Making Invalid States Unrepresentable: The Billion-Dollar Mistake That Wasn't

The billion-dollar mistake. That’s what Tony Hoare called his invention of the null reference in 1965. The quote gets repeated so often that “null is dangerous” has become conventional wisdom, especially among entry-level and intermediate developers who hear it as dogma without understanding the context or the alternatives that can be far worse.

But I think we’re blaming the wrong villain. Null may have saved far more than it ever cost. Every null reference exception that crashed a system may also have prevented that system from proceeding with corrupted data and invalid logical decisions. The billion-dollar mistake framing counts the crashes but ignores the corruption that never happened. You can count the cost of bug fixes, but what about the disasters those “bugs” prevented?

Information security professionals value the CIA triad of Confidentiality, Integrity, and Availability. Software developers tend to obsess over availability, and that’s understandable since a crashed service is visible, embarrassing, and can violate business SLAs. But integrity failures are far worse. Data that looks valid but isn’t can corrupt your system just as surely as SQL injection or a man-in-the-middle attack. The corruption just compounds slower and is harder to detect. This is the lens through which the null debate should be understood.

The most common way that developers try to avoid the null issue entirely is to implement default values. However, default values may allow invalid data to flow silently through the system until it corrupts something important. Null crashes loudly at the point of misuse, which is an availability problem you can see and fix. A default value that masks missing data? That proceeds quietly until it causes a security vulnerability, a financial miscalculation, or data corruption that might require weeks to detect and more to fix.

What “Making Invalid States Unrepresentable” Actually Means

The phrase comes from type theory and functional programming, but the concept is practical: structure your data so that invalid combinations cannot exist. Invalid states should fail at construction time, not at runtime deep in business logic.

Consider a user registration:

public class UserRegistration
{
    public string Email { get; set; } = "";
    public string Password { get; set; } = "";
}

This class allows every invalid state imaginable.

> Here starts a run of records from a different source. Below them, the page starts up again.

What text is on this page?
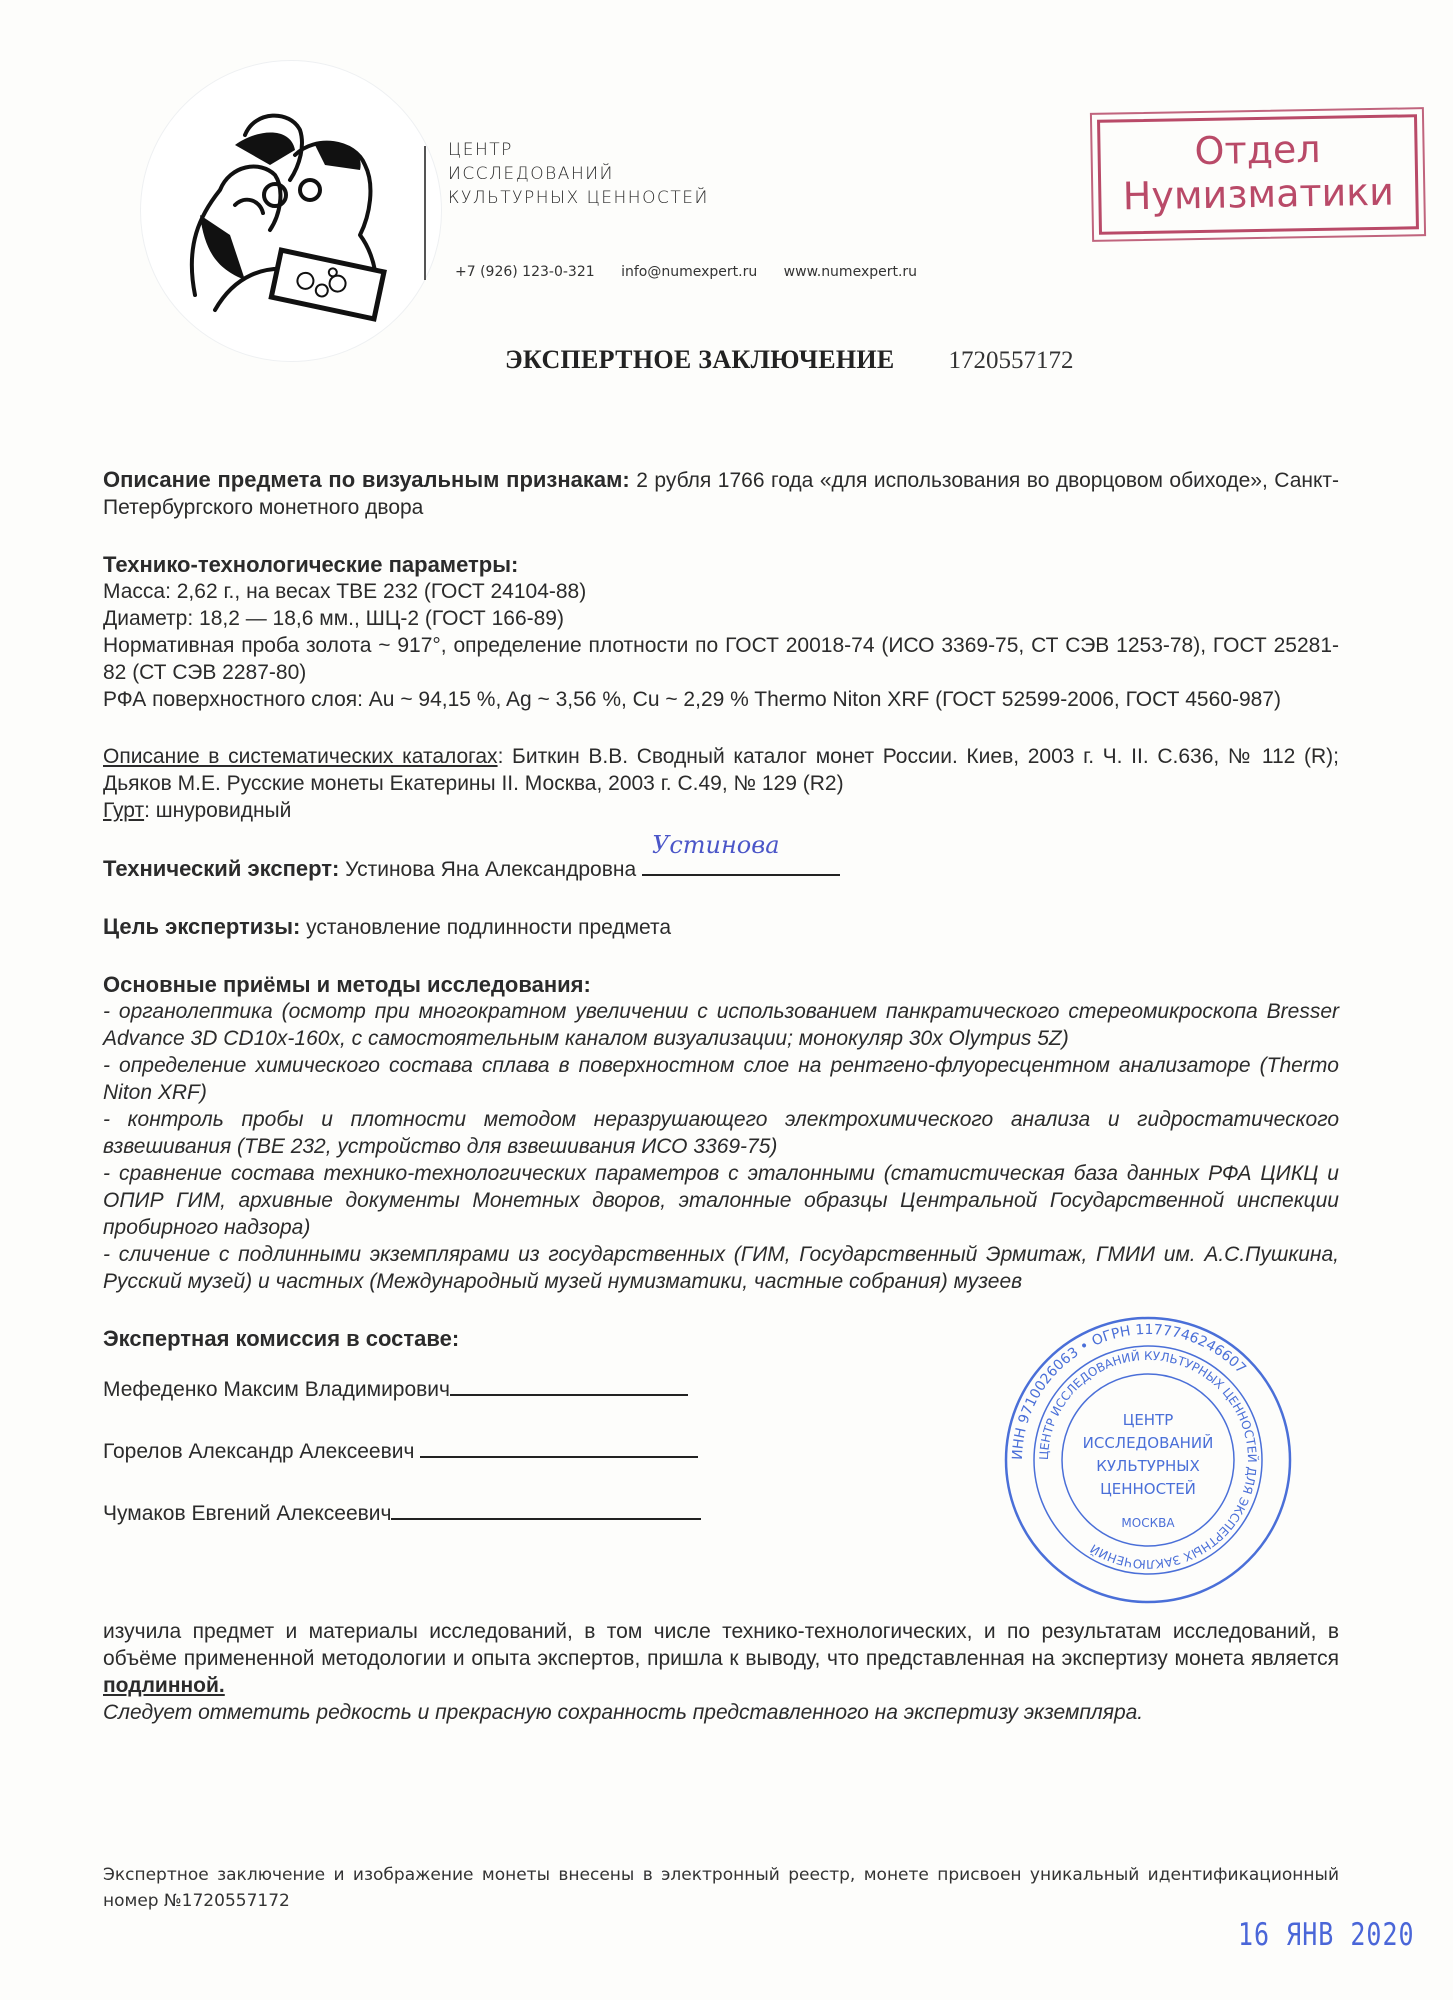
ЦЕНТР
ИССЛЕДОВАНИЙ
КУЛЬТУРНЫХ ЦЕННОСТЕЙ
+7 (926) 123-0-321 info@numexpert.ru www.numexpert.ru
Отдел
Нумизматики
ЭКСПЕРТНОЕ ЗАКЛЮЧЕНИЕ 1720557172

Описание предмета по визуальным признакам: 2 рубля 1766 года «для использования во дворцовом обиходе», Санкт-Петербургского монетного двора

Технико-технологические параметры:

Масса: 2,62 г., на весах ТВЕ 232 (ГОСТ 24104-88)

Диаметр: 18,2 — 18,6 мм., ШЦ-2 (ГОСТ 166-89)

Нормативная проба золота ~ 917°, определение плотности по ГОСТ 20018-74 (ИСО 3369-75, СТ СЭВ 1253-78), ГОСТ 25281-82 (СТ СЭВ 2287-80)

РФА поверхностного слоя: Au ~ 94,15 %, Ag ~ 3,56 %, Cu ~ 2,29 % Thermo Niton XRF (ГОСТ 52599-2006, ГОСТ 4560-987)

Описание в систематических каталогах: Биткин В.В. Сводный каталог монет России. Киев, 2003 г. Ч. II. С.636, № 112 (R); Дьяков М.Е. Русские монеты Екатерины II. Москва, 2003 г. С.49, № 129 (R2)

Гурт: шнуровидный

Технический эксперт: Устинова Яна Александровна
Устинова

Цель экспертизы: установление подлинности предмета

Основные приёмы и методы исследования:

- органолептика (осмотр при многократном увеличении с использованием панкратического стереомикроскопа Bresser Advance 3D CD10x-160x, с самостоятельным каналом визуализации; монокуляр 30x Olympus 5Z)

- определение химического состава сплава в поверхностном слое на рентгено-флуоресцентном анализаторе (Thermo Niton XRF)

- контроль пробы и плотности методом неразрушающего электрохимического анализа и гидростатического взвешивания (ТВЕ 232, устройство для взвешивания ИСО 3369-75)

- сравнение состава технико-технологических параметров с эталонными (статистическая база данных РФА ЦИКЦ и ОПИР ГИМ, архивные документы Монетных дворов, эталонные образцы Центральной Государственной инспекции пробирного надзора)

- сличение с подлинными экземплярами из государственных (ГИМ, Государственный Эрмитаж, ГМИИ им. А.С.Пушкина, Русский музей) и частных (Международный музей нумизматики, частные собрания) музеев

Экспертная комиссия в составе:

Мефеденко Максим Владимирович
Горелов Александр Алексеевич
Чумаков Евгений Алексеевич
ИНН 9710026063 • ОГРН 1177746246607
ЦЕНТР ИССЛЕДОВАНИЙ КУЛЬТУРНЫХ ЦЕННОСТЕЙ ДЛЯ ЭКСПЕРТНЫХ ЗАКЛЮЧЕНИЙ
ЦЕНТР
ИССЛЕДОВАНИЙ
КУЛЬТУРНЫХ
ЦЕННОСТЕЙ
МОСКВА

изучила предмет и материалы исследований, в том числе технико-технологических, и по результатам исследований, в объёме примененной методологии и опыта экспертов, пришла к выводу, что представленная на экспертизу монета является подлинной.

Следует отметить редкость и прекрасную сохранность представленного на экспертизу экземпляра.

Экспертное заключение и изображение монеты внесены в электронный реестр, монете присвоен уникальный идентификационный номер №1720557172
16 ЯНВ 2020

Empty email, empty password, any combination. The defaults make it easy to construct an object that looks valid but isn’t. Code that receives this object has no way to know whether the empty string represents “not provided” or “explicitly set to empty” or “bug in upstream code.”

Compare:

public class UserRegistration
{
    public string Email { get; }
    public string Password { get; }

    public UserRegistration(string email, string password)
    {
        if (string.IsNullOrWhiteSpace(email))
            throw new ArgumentException("Email is required", nameof(email));

        if (string.IsNullOrWhiteSpace(password))
            throw new ArgumentException("Password is required", nameof(password));

        Email = email;
        Password = password;
    }
}

Now invalid states cannot be constructed. There’s no default email that masks a missing value. There’s no way to create a registration without providing required data. The validation happens once, at the boundary, and everything downstream can trust the object is valid.

C# 11 introduced the required keyword, which moves this enforcement to compile time for simpler cases:

public class UserRegistration
{
    public required string Email { get; init; }
    public required string Password { get; init; }
}

The compiler refuses to let you construct a UserRegistration without setting both properties. This is “making invalid states unrepresentable” at its purest: the invalid state literally cannot be expressed in code that compiles.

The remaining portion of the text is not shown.